Voorts vragen de leden van de PVV-fractie of de Minister van mening is dat het proces van de verkoop van de aandelen van ABN AMRO niet veel te lang heeft geduurd. Welke lessen zijn hieruit te trekken? Zijn de vorige kabinetten niet te traag geweest met de verkoop of zijn de aandelen juist te snel verkocht?

De leden van de PVV-fractie lezen verder dat de Minister aangeeft geen belegger te zijn en dus niet risicovol wil investeren. Voorts geeft de Minister aan dat jaren wachten in de hoop een hogere opbrengst te realiseren, om die reden onwenselijk is. De leden van de PVV-fractie vragen of de Minister dit geen hypocriete uitspraak vindt, gelet op het feit dat ABN AMRO 15 jaar in staatshanden is geweest.

Vervolgens lezen de leden van de PVV-fractie dat de Minister aangeeft dat om de totale kapitaaluitgaven terug te verdienen het gehele resterende belang tegen een koers van 28,74 euro verkocht dient te worden. In januari 2018 was de koers boven de 28 euro. Deze leden willen weten of het niet veel beter was om destijds te verkopen (ondanks de vele ruzies binnen ABN AMRO). Waarom is dit niet gebeurd?

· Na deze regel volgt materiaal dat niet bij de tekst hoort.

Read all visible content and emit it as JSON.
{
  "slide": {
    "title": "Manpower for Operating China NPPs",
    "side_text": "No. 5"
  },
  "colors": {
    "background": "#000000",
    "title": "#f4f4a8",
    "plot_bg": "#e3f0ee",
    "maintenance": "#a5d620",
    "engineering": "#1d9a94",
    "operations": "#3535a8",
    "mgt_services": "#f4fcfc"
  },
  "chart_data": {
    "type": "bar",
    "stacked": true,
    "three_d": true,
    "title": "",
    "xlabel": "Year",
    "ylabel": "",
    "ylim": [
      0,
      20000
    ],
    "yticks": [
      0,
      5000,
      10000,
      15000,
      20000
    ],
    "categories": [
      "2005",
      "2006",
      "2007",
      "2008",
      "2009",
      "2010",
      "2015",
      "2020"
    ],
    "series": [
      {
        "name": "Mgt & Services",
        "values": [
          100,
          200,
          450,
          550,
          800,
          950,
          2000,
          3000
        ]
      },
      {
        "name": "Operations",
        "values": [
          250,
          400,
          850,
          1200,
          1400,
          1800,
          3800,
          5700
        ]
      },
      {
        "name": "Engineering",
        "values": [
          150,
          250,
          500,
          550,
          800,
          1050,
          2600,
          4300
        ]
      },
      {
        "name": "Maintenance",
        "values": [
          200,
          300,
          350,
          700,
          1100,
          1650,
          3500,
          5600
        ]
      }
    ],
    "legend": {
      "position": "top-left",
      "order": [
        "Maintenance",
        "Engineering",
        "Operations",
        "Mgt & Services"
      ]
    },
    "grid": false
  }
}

Verder vragen de leden van de PVV-fractie of de Minister achteraf gezien kan concluderen dat er in 2008 te veel betaald is voor ABN AMRO. Of is er sindsdien juist te veel gebeurd in bankenland, waardoor de waarde negatief is beïnvloed (zoals zwaardere eisen aan banken ten koste van hun winstgevendheid)?

Tevens willen de leden van de PVV-fractie weten of de Minister van plan is om nog meer aandelen te verkopen of dat dit wordt overgelaten aan het volgende kabinet.

Kan de Minister dit motiveren? Wat zijn de opties voor de verkoop van de overige aandelen? Welke precieze consequenties heeft het verder verkopen van de aandelen voor de zeggenschap van de Staat?

Ten slotte willen de leden van de PVV-fractie weten in hoeverre de staat met het huidige pakket aan aandelen een onwelgevallige overname nog kan blokkeren. Indien dit niet het geval is: is ABN AMRO vanaf nu overgeleverd aan de grillen en de sprinkhanen van de financiële kapitaalmarkt?

Vragen en opmerkingen van de leden van de ChristenUnie-fractie

De leden van de fractie van de ChristenUnie hebben kennisgenomen van de brieven inzake ABN AMRO. De leden hebben naar aanleiding hiervan enkele vragen.

Allereerst vragen deze leden naar de visie van de Minister op het bancaire landschap in Nederland. Is de Minister van mening dat op dit moment, met de aanwezigheid van slechts drie grootbanken, sprake is van gezonde marktwerking en concurrentie?

Voorts vragen deze leden wat de voor- en nadelen en de risico’s zijn van het feit dat het staatsbelang in ABN AMRO onder de 50 procent is gezakt. In dit licht vragen deze leden ook hoe groot de Minister de kans inschat dat ABN AMRO ten prooi valt aan een vijandige overname, nu het staatsbelang onder de 50 procent is gezakt. Wat zou een eventuele vijandige overname betekenen voor het bancaire bankenlandschap, en zou dit wat betreft de regering een verbetering of een verslechtering zijn van de marktwerking in deze sector? Wat zouden hiervan de gevolgen zijn voor consumenten, zowel voor burgers als bedrijven en andere rechtspersonen? Hoe speelt in al deze facetten mee dat ABN AMRO mogelijk als gevolg van een overname naar het buitenland verdwijnt, en dat een vertrek naar het buitenland van bijvoorbeeld ING naar het buitenland ook niet uit te sluiten is?

Naar aanleiding van de antwoorden op de bovenstaande vragen verzoeken deze leden de Minister om toe te lichten hoe verstandig zij het acht dat het staatsbelang in ABN AMRO onder de 50 procent is gezakt. Zou het in de ogen van de Minister verstandig zijn om het staatsbelang in ABN AMRO weer te laten stijgen naar boven de 50 procent, om deze vermeende problemen te voorkomen?